Air quality at high health risk in Okanagan Valley

Forecasters expect wildfire smoke to stick around through the weekend

The air quality health index had forecasted a better Friday for the Okanagan region earlier this week, however it has gotten worse.

The North, Central and South Okanagan currently sit at seven (high health risk) on the scale and is expected to stay there for the remainder of the day. Kamloops is currently at a eight and forecasted to move to a 10 on the scale later today and into tomorrow. Details on the ratings can be found by clicking here.

Related: Kamloops air pollution double the level that triggered 2015 ‘red alert’ in China

Alyssa Charbonneau, meteorologist with Environment Canada, said the general weather pattern is not changing significantly over the next few days.

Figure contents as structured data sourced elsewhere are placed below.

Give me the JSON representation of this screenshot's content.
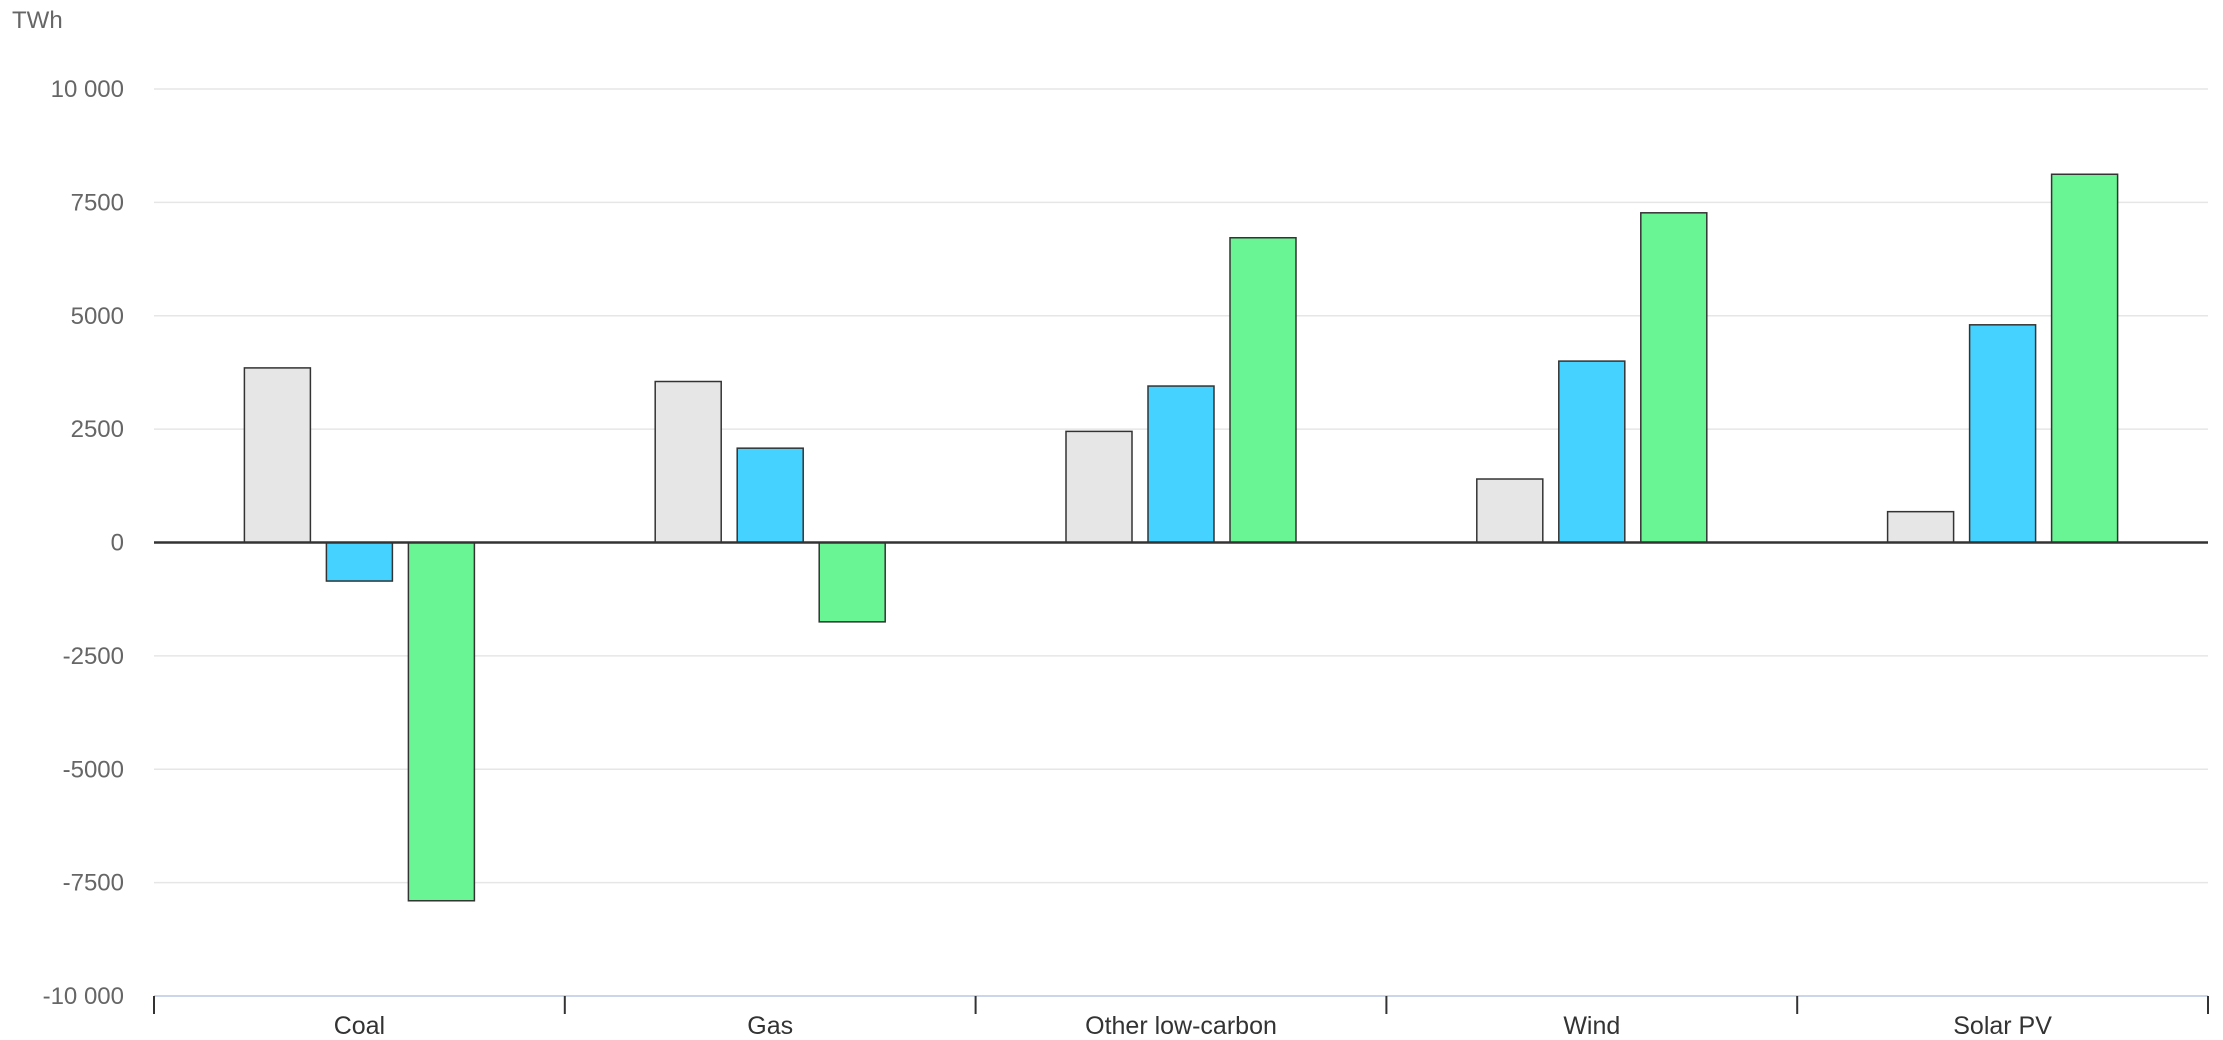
{
  "chart_data": {
    "type": "bar",
    "unit_label": "TWh",
    "categories": [
      "Coal",
      "Gas",
      "Other low-carbon",
      "Wind",
      "Solar PV"
    ],
    "series": [
      {
        "values": [
          3850,
          3550,
          2450,
          1400,
          680
        ],
        "color": "#e6e6e6"
      },
      {
        "values": [
          -850,
          2080,
          3450,
          4000,
          4800
        ],
        "color": "#46d2ff"
      },
      {
        "values": [
          -7900,
          -1750,
          6720,
          7270,
          8120
        ],
        "color": "#69f593"
      }
    ],
    "ylim": [
      -10000,
      10000
    ],
    "yticks": [
      {
        "value": 10000,
        "label": "10 000"
      },
      {
        "value": 7500,
        "label": "7500"
      },
      {
        "value": 5000,
        "label": "5000"
      },
      {
        "value": 2500,
        "label": "2500"
      },
      {
        "value": 0,
        "label": "0"
      },
      {
        "value": -2500,
        "label": "-2500"
      },
      {
        "value": -5000,
        "label": "-5000"
      },
      {
        "value": -7500,
        "label": "-7500"
      },
      {
        "value": -10000,
        "label": "-10 000"
      }
    ],
    "grid": true,
    "legend": "none"
  }
}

“We do expect wildfire smoke to still have an impact through the weekend … hot and dry conditions will continue and it is really hard to tell how that wildfire smoke will impact the area as there will be small variations in wind. We don’t think we will be done with the smoke anytime soon.”

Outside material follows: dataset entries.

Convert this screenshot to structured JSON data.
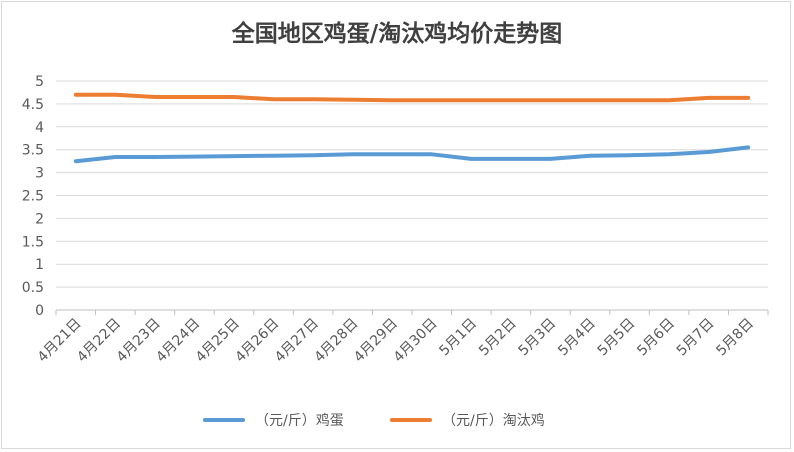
{
  "chart_data": {
    "type": "line",
    "title": "全国地区鸡蛋/淘汰鸡均价走势图",
    "categories": [
      "4月21日",
      "4月22日",
      "4月23日",
      "4月24日",
      "4月25日",
      "4月26日",
      "4月27日",
      "4月28日",
      "4月29日",
      "4月30日",
      "5月1日",
      "5月2日",
      "5月3日",
      "5月4日",
      "5月5日",
      "5月6日",
      "5月7日",
      "5月8日"
    ],
    "y_ticks": [
      "0",
      "0.5",
      "1",
      "1.5",
      "2",
      "2.5",
      "3",
      "3.5",
      "4",
      "4.5",
      "5"
    ],
    "ylim": [
      0,
      5
    ],
    "grid": true,
    "legend_position": "bottom",
    "series": [
      {
        "name": "（元/斤）鸡蛋",
        "color": "#5b9bd5",
        "values": [
          3.25,
          3.34,
          3.34,
          3.35,
          3.36,
          3.37,
          3.38,
          3.4,
          3.4,
          3.4,
          3.3,
          3.3,
          3.3,
          3.37,
          3.38,
          3.4,
          3.45,
          3.55
        ]
      },
      {
        "name": "（元/斤）淘汰鸡",
        "color": "#ed7d31",
        "values": [
          4.7,
          4.7,
          4.65,
          4.65,
          4.65,
          4.6,
          4.6,
          4.59,
          4.58,
          4.58,
          4.58,
          4.58,
          4.58,
          4.58,
          4.58,
          4.58,
          4.63,
          4.63
        ]
      }
    ]
  }
}
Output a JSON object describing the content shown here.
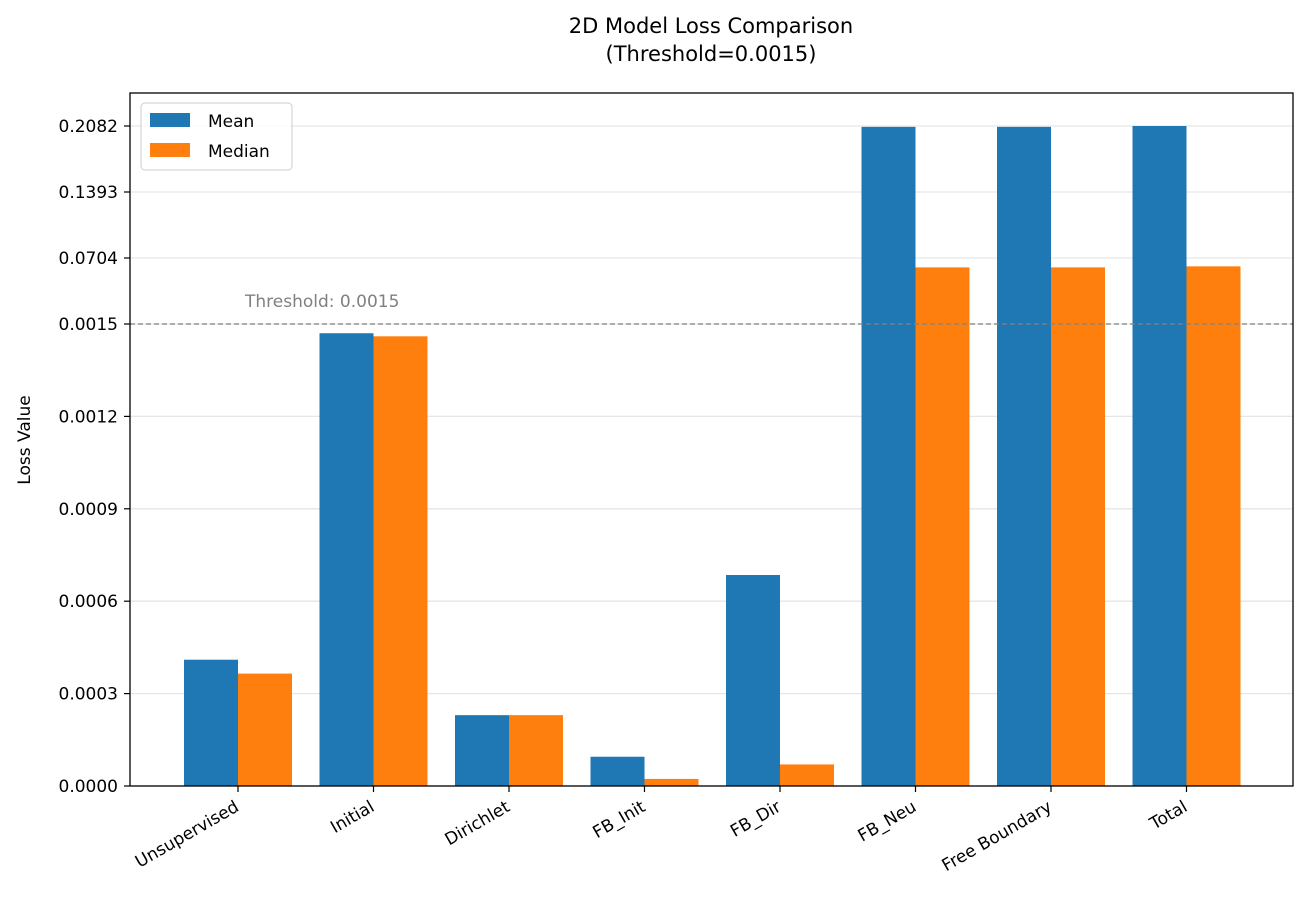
{
  "chart_data": {
    "type": "bar",
    "title_lines": [
      "2D Model Loss Comparison",
      "(Threshold=0.0015)"
    ],
    "xlabel": "",
    "ylabel": "Loss Value",
    "categories": [
      "Unsupervised",
      "Initial",
      "Dirichlet",
      "FB_Init",
      "FB_Dir",
      "FB_Neu",
      "Free Boundary",
      "Total"
    ],
    "series": [
      {
        "name": "Mean",
        "color": "#1f77b4",
        "values": [
          0.00041,
          0.00147,
          0.00023,
          9.5e-05,
          0.000685,
          0.2073,
          0.2073,
          0.2082
        ]
      },
      {
        "name": "Median",
        "color": "#ff7f0e",
        "values": [
          0.000365,
          0.00146,
          0.00023,
          2.3e-05,
          7e-05,
          0.0606,
          0.0606,
          0.0617
        ]
      }
    ],
    "y_scale": "piecewise: linear 0–0.0015, linear 0.0015–0.2082",
    "ylim": [
      0,
      0.2082
    ],
    "yticks": [
      "0.0000",
      "0.0003",
      "0.0006",
      "0.0009",
      "0.0012",
      "0.0015",
      "0.0704",
      "0.1393",
      "0.2082"
    ],
    "ytick_values": [
      0,
      0.0003,
      0.0006,
      0.0009,
      0.0012,
      0.0015,
      0.0704,
      0.1393,
      0.2082
    ],
    "threshold": {
      "value": 0.0015,
      "label": "Threshold: 0.0015",
      "color": "#808080"
    },
    "grid": "y-axis",
    "legend_position": "top-left"
  }
}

Charbonneau said northernly winds have swept through part of the Central Interior clearing that area out a bit. Those winds could cause some variation in the smoke in the air in the Okanagan region, but she doesn’t expect the winds to persist for long.

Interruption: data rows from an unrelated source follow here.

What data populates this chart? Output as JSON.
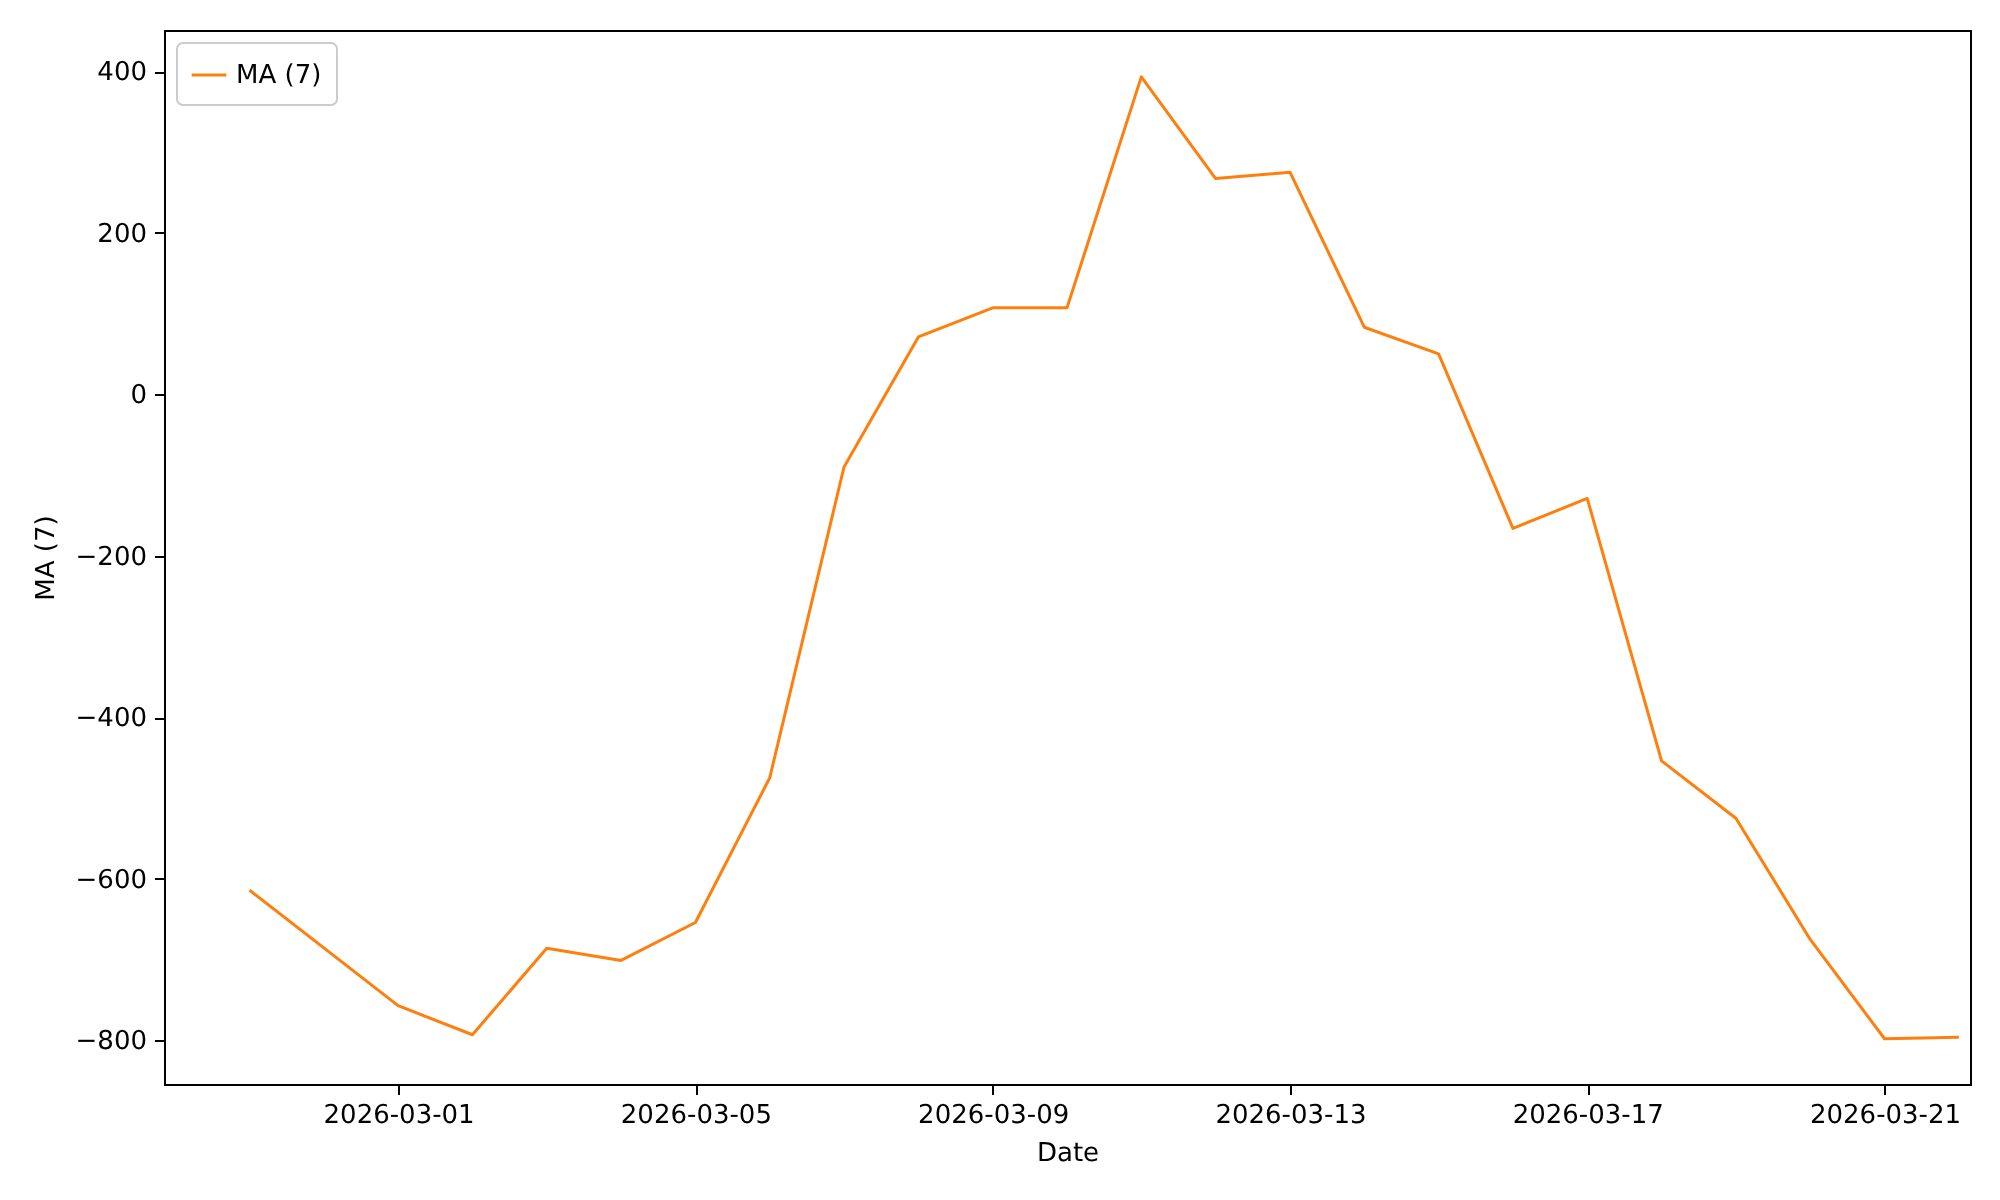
{
  "chart_data": {
    "type": "line",
    "xlabel": "Date",
    "ylabel": "MA (7)",
    "x": [
      "2026-02-27",
      "2026-03-01",
      "2026-03-02",
      "2026-03-03",
      "2026-03-04",
      "2026-03-05",
      "2026-03-06",
      "2026-03-07",
      "2026-03-08",
      "2026-03-09",
      "2026-03-10",
      "2026-03-11",
      "2026-03-12",
      "2026-03-13",
      "2026-03-14",
      "2026-03-15",
      "2026-03-16",
      "2026-03-17",
      "2026-03-18",
      "2026-03-19",
      "2026-03-20",
      "2026-03-21",
      "2026-03-22"
    ],
    "series": [
      {
        "name": "MA (7)",
        "color": "#ff7f0e",
        "values": [
          -614,
          -757,
          -793,
          -686,
          -701,
          -654,
          -475,
          -90,
          71,
          107,
          107,
          393,
          267,
          275,
          83,
          50,
          -166,
          -129,
          -454,
          -525,
          -675,
          -798,
          -796
        ]
      }
    ],
    "xlim": [
      "2026-02-25T20:24",
      "2026-03-22T03:36"
    ],
    "xticks": [
      "2026-03-01",
      "2026-03-05",
      "2026-03-09",
      "2026-03-13",
      "2026-03-17",
      "2026-03-21"
    ],
    "ylim": [
      -854,
      451
    ],
    "yticks": [
      -800,
      -600,
      -400,
      -200,
      0,
      200,
      400
    ],
    "legend": "top left",
    "grid": false,
    "line_style": "solid"
  }
}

“It could be quite stagnant after that.”

A special air quality bulletin remains in effect for the entire Okanagan due to smoke conditions. Areas covered by this Bulletin include: 100 Mile, Arrow Lakes, Boundary, Cariboo North, Cariboo South, Chilcotin, East Columbia, East Kootenay, Elk Valley, Fraser Canyon, Kinbasket, Kootenay Lake, Kootenay Park, Nicola, North Columbia, North Thompson, Okanagan, Prince George, Shuswap, Similkameen, Slocan Lake, South Thompson, West Columbia, West Kootenay, Yellowhead, and Yoho Park.

It is being advised to avoid strenuous outdoor activities. If you are experiencing any of the following symptoms, contact your health care provider: difficulty in breathing, chest pain or discomfort, and sudden onset of cough or irritation of airways. Exposure is particularly a concern for infants, the elderly and those who have underlying medical conditions such as diabetes, and lung or heart disease.

This bulletin will remain in effect until further notice.